Uncommon commons: In more than 30 years in
sportscards publishing I have thrown hundreds of notes into files about the
players – usually non-star players – who made up the majority of the baseball
and football cards I collected as a kid. Today, I keep adding to those files as
I peruse microfilms of The Sporting News from the 1880s through the
1960s. I found these tidbits brought some life to the player pictures on those
cards. I figure that if I enjoyed them, you might too.
Dozens of professional athletes, including major league
baseball players, were shown they were not in the big leagues when it came to
slimy Chicago politics in 1963 when their investments in “slum” real estate
went south, leaving them holding the bag for up to a reported one million dollars.
The ballplayers were among the backers of Consolidated
Investment Associates, an Illinois corporation that fell into receivership in
early 1963.
That company owned or controlled 22 buildings in what a Chicago
newspaperman termed “various Chicago slum areas.” CIA was headed by R. Patrick
Wagner, who the reporter described as a “pal of many major leaguers.” The
company was formed around 1957.
Wagner reportedly induced many of those ballplayers to put
money into his corporation and, for a time, came through with the promised 20
percent annual dividends.
Then, as the 1962 baseball season was drawing to a close,
Wagner went incommunicado, leaving the players in the dark as to the state of
their investments.
Louis Wexler, an assistant corporation counsel for the City
of Chicago, was in charge of prosecuting building violations cases against
Wagner’s CIA. At one time city building inspectors reportedly found a total of
2,693 violations in 18 of the 22 buildings owned by CIA.
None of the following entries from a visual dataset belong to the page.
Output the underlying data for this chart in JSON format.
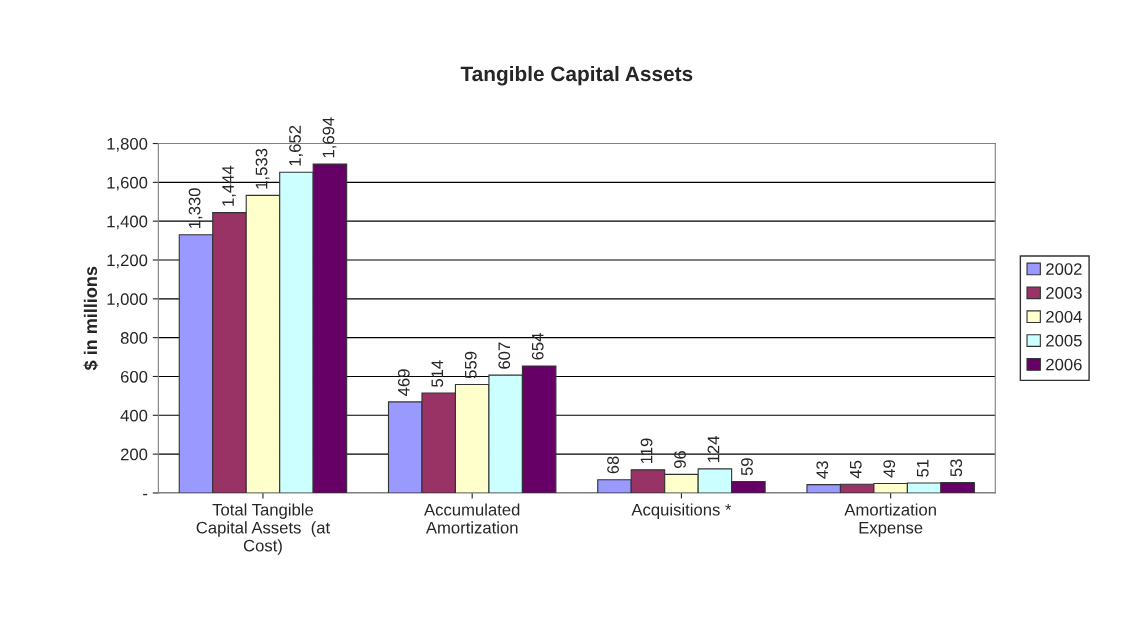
{
  "chart_data": {
    "type": "bar",
    "title": "Tangible Capital Assets",
    "ylabel": "$ in millions",
    "categories": [
      "Total Tangible\nCapital Assets  (at\nCost)",
      "Accumulated\nAmortization",
      "Acquisitions *",
      "Amortization\nExpense"
    ],
    "series": [
      {
        "name": "2002",
        "color": "#9999ff",
        "values": [
          1330,
          469,
          68,
          43
        ],
        "value_labels": [
          "1,330",
          "469",
          "68",
          "43"
        ]
      },
      {
        "name": "2003",
        "color": "#993366",
        "values": [
          1444,
          514,
          119,
          45
        ],
        "value_labels": [
          "1,444",
          "514",
          "119",
          "45"
        ]
      },
      {
        "name": "2004",
        "color": "#ffffcc",
        "values": [
          1533,
          559,
          96,
          49
        ],
        "value_labels": [
          "1,533",
          "559",
          "96",
          "49"
        ]
      },
      {
        "name": "2005",
        "color": "#ccffff",
        "values": [
          1652,
          607,
          124,
          51
        ],
        "value_labels": [
          "1,652",
          "607",
          "124",
          "51"
        ]
      },
      {
        "name": "2006",
        "color": "#660066",
        "values": [
          1694,
          654,
          59,
          53
        ],
        "value_labels": [
          "1,694",
          "654",
          "59",
          "53"
        ]
      }
    ],
    "ylim": [
      0,
      1800
    ],
    "yticks": [
      {
        "value": 0,
        "label": "-"
      },
      {
        "value": 200,
        "label": "200"
      },
      {
        "value": 400,
        "label": "400"
      },
      {
        "value": 600,
        "label": "600"
      },
      {
        "value": 800,
        "label": "800"
      },
      {
        "value": 1000,
        "label": "1,000"
      },
      {
        "value": 1200,
        "label": "1,200"
      },
      {
        "value": 1400,
        "label": "1,400"
      },
      {
        "value": 1600,
        "label": "1,600"
      },
      {
        "value": 1800,
        "label": "1,800"
      }
    ],
    "grid": "y",
    "legend": "right"
  }
}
In late February, 1963, Wexler said, “It now appears that
investments made in Wagner’s companies are a total loss.”
In his defense, Wagner was quoted as saying that “pressure
men” had brought down his real estate venture. “There are 150,000 buildings
like ours in the city, and we own 22 of them. It should seem obvious that we
are the victims of harassment.”
The slumlord blamed the University of Chicago for his
plight. “The university did not want buildings in this area repaired,” he
charged. “The university wanted them torn down so the tenants would be driven
into other neighborhoods.”
Wagner seems to have been able to induce the ballplayers and
other investors into putting up money in a “sure thing.” Rentals of from $65 to
$100 a month in the dilapidated buildings were being paid not by individual
tenants, but by the Cook County welfare department, insuring a continued
revenue stream.
While most of the ballplayer investors preferred to keep
their involvement under wraps, CIA corporation papers at the time showed Walt
Dropo, recently retired 13-year major league veteran, as executive vice-president, with Billy Pierce, Ken Boyer, Bob
Shaw, Jimmie Dykes and Jim Rivera listed as members of the board of directors.
Two of the players, cited anonymously in an article by Jim
Enright in the March 2, 1963, issue of The
Sporting News, said they had lost $5,000 each in the venture. The headline
on the TSN article was, “Slum-Property Deal Backfires on Ball Players”.